Rosencrantz and Guildenstern Are Dead

Tom Stoppard
Old Vic Theatre

Daniel Radcliffe (Rosencrantz) and Joshua McGuire (Guildenstern) Credit: Manuel Harlan
David Haig (The Player) and The Players Credit: Manuel Harlan
Joshua McGuire (Guildenstern) and Daniel Radcliffe (Rosencrantz) Credit: Manuel Harlan

David Leveaux has pulled out all the stops for this fiftieth anniversary revival of Sir Tom Stoppard's exuberant play loosely based around Hamlet and combining youthful jollity with something very much darker.

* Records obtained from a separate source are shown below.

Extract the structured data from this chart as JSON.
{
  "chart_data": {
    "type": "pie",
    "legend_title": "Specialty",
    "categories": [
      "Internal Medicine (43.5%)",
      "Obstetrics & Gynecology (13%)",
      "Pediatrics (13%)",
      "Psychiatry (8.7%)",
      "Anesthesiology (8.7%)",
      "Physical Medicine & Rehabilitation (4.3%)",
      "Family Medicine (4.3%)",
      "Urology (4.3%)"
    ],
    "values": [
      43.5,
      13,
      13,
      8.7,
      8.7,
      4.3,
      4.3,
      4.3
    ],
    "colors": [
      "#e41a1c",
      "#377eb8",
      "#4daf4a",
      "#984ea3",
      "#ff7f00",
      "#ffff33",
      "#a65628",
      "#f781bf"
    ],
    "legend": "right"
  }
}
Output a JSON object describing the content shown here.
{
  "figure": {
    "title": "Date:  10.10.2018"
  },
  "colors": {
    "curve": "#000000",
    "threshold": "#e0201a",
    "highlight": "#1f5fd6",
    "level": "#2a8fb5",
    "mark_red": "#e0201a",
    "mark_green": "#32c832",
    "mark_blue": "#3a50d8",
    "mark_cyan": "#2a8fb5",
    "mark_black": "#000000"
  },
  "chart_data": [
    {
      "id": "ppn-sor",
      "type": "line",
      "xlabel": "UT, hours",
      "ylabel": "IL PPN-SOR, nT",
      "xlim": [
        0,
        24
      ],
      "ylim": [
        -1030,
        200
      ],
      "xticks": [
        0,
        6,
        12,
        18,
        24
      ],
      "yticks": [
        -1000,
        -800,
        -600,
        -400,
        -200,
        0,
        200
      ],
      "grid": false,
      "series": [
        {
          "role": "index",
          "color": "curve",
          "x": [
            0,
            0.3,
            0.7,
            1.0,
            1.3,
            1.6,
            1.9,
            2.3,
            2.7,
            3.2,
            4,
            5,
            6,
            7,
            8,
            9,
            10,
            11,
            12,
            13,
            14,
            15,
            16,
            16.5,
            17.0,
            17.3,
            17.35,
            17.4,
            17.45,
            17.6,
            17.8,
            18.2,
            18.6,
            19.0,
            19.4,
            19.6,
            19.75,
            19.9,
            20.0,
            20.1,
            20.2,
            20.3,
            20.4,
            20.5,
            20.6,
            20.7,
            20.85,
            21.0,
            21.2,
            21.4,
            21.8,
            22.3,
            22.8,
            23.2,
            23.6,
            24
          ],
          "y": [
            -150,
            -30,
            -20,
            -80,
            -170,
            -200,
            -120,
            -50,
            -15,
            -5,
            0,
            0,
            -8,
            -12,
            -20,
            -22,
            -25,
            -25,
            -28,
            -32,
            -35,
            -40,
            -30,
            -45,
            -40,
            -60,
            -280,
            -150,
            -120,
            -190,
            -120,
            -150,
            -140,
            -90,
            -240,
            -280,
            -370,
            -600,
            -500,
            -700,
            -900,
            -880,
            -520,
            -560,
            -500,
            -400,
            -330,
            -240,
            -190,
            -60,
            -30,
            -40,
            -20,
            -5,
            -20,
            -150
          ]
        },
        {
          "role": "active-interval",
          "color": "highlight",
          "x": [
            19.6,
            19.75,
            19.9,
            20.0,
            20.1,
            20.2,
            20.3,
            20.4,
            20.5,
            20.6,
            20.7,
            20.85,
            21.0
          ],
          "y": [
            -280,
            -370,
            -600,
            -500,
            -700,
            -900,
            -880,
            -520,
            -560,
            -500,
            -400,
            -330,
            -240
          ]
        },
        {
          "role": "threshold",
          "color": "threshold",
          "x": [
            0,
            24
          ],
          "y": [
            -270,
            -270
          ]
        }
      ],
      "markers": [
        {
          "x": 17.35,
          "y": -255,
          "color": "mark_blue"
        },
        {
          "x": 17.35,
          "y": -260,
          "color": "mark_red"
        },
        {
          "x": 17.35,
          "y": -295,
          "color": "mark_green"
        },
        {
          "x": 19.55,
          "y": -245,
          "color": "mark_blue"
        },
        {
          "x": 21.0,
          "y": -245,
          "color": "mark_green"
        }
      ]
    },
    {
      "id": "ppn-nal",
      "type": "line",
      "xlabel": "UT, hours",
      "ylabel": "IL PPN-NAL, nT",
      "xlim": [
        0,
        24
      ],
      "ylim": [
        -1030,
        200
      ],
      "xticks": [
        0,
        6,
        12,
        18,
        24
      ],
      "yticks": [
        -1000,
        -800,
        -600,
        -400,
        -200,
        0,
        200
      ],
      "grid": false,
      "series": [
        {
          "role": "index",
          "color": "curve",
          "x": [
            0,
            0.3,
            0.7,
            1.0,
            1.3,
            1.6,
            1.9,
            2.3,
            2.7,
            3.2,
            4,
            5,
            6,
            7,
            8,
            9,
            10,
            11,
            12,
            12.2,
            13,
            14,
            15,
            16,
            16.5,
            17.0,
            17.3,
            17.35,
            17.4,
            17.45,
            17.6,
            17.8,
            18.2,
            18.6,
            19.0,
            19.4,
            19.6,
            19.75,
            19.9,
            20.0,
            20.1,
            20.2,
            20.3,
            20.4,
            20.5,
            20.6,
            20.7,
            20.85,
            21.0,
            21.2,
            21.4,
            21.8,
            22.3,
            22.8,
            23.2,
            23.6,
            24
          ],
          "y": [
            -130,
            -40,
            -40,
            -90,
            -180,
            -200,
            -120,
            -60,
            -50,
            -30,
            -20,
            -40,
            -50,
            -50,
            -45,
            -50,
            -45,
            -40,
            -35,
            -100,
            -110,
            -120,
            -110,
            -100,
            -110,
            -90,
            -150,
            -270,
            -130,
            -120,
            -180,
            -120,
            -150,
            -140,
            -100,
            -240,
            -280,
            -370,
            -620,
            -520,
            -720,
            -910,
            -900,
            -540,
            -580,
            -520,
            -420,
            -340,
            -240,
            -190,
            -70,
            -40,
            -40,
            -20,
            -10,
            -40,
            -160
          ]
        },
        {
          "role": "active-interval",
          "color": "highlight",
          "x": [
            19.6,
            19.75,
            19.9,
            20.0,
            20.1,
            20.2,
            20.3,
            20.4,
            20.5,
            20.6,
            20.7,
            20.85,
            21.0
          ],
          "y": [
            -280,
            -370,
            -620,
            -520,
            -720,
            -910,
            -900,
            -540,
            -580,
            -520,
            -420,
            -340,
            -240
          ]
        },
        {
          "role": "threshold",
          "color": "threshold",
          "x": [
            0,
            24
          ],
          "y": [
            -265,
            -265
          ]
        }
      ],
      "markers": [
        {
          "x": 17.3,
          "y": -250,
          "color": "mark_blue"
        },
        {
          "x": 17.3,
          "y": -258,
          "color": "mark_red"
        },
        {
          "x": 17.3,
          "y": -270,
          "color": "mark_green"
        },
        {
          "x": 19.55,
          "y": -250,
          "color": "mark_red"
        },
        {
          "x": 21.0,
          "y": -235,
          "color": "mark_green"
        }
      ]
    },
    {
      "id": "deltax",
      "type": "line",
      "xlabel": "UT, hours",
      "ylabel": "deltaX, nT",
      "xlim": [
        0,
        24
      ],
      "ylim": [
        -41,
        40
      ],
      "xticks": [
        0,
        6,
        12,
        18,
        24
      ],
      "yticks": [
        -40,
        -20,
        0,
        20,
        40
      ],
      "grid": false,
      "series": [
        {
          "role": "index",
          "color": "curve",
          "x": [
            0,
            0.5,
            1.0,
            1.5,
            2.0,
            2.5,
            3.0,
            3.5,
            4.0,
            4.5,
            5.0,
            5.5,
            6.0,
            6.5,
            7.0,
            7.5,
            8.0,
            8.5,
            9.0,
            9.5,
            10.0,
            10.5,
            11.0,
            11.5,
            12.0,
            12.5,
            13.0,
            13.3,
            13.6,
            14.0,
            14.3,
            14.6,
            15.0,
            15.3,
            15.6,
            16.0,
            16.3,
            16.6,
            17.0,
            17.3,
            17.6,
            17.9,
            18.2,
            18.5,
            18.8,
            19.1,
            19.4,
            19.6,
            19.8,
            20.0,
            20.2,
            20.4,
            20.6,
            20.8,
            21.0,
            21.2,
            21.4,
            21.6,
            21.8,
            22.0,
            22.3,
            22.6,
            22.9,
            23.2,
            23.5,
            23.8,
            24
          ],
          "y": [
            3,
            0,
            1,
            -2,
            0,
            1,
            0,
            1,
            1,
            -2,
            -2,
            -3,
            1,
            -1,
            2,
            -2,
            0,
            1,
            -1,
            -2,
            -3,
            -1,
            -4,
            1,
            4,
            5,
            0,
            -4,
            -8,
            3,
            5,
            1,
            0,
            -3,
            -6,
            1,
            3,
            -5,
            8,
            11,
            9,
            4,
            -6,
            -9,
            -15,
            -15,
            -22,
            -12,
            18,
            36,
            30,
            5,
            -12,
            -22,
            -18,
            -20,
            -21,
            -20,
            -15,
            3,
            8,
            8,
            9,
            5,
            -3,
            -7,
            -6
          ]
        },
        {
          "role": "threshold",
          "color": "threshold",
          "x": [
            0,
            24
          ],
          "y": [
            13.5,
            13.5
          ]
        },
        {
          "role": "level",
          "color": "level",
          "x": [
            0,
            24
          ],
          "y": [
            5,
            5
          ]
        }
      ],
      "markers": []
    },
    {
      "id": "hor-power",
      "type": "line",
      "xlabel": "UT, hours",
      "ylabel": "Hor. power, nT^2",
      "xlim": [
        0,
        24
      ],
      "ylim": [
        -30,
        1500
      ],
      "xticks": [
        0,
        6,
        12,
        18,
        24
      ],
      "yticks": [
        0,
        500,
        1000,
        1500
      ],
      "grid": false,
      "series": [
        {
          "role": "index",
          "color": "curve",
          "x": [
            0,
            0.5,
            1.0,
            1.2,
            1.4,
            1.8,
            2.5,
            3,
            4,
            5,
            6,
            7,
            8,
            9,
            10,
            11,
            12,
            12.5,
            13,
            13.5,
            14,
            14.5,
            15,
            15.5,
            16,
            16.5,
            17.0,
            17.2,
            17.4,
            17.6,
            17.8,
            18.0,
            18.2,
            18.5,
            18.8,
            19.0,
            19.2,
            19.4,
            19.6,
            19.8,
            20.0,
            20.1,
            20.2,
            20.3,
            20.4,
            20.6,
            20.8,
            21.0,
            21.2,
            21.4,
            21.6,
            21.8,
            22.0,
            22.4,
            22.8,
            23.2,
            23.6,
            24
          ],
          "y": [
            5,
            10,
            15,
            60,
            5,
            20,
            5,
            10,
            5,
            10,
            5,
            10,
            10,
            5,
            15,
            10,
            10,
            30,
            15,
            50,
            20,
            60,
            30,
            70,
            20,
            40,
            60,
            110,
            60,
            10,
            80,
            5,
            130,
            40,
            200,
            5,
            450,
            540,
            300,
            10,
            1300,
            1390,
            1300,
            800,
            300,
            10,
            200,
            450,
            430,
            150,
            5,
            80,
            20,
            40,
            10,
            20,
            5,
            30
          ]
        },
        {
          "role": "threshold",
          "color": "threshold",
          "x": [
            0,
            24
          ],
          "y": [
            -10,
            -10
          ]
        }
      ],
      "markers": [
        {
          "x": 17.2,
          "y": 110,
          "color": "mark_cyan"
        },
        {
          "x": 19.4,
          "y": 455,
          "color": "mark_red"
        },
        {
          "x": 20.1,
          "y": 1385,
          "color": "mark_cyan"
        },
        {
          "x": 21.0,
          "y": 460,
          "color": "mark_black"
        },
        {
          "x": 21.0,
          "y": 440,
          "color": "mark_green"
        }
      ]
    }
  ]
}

Casting Daniel Radcliffe on a London stage is enough to sell out any run but he plays second (or third) fiddle, first to Joshua McGuire in a double act owing much to Vladimir and Estragon in Waiting for Godot, not to mention David Haig, hamming it up to perfection.

From its comical opening scene, on a large, bare stage with simple screens of clouds, the erudite play, astonishingly written by a man still in his twenties, mixes rich humour with deep philosophical speculation. Repeatedly through a 2½-hour running time, a narrative thread borrowed from Hamlet veers off into intellectual ingenuity and gaming, frequently inducing collective hilarity from a starry opening night audience.

Amongst the great and the good, this included the proud playwright enjoying the renewed success of his offspring, which has now reached the age of maturity without losing any of its wit or poignancy.

The plot, such as it is, follows the activities of the Danish tragedy from the perspectives of an interchangeable pair of bit-part players whose fate is pre-destined by the title.

At times, the big names like Hamlet and Ophelia impinge, as well as William Chubb, a man born to play Polonius, to advance the Shakespearean plot and add structure to the evening.

However, the core of the work lies in a double act in which Joshua McGuire takes the lead as lively, jokey Guildenstern, while Daniel Radcliffe seems satisfied to play second fiddle in the guise of straight man Rosencrantz, who gets few of the best jokes until late in the piece.

Beyond them, much of the fun comes from Haig as the sleazy Player, a bawdy fellow with great self-possession and a sense of showmanship second to none. He, in turn, receives excellent support from a grungy bunch of actor-musicians who demonstrate why, for centuries, their vocation was known to be filled by rogues and vagabonds.

Packed with philosophical musings about life and particularly death like some intellectual equivalent to the Olympic Games, Rosencrantz and Guildenstern Are Dead is still a pleasure fifty years on and now stands alongside Travesties on the West End stage in celebrating a playwright who lays a strong claim to be the best currently still practising his trade in this country or, quite possibly anywhere else.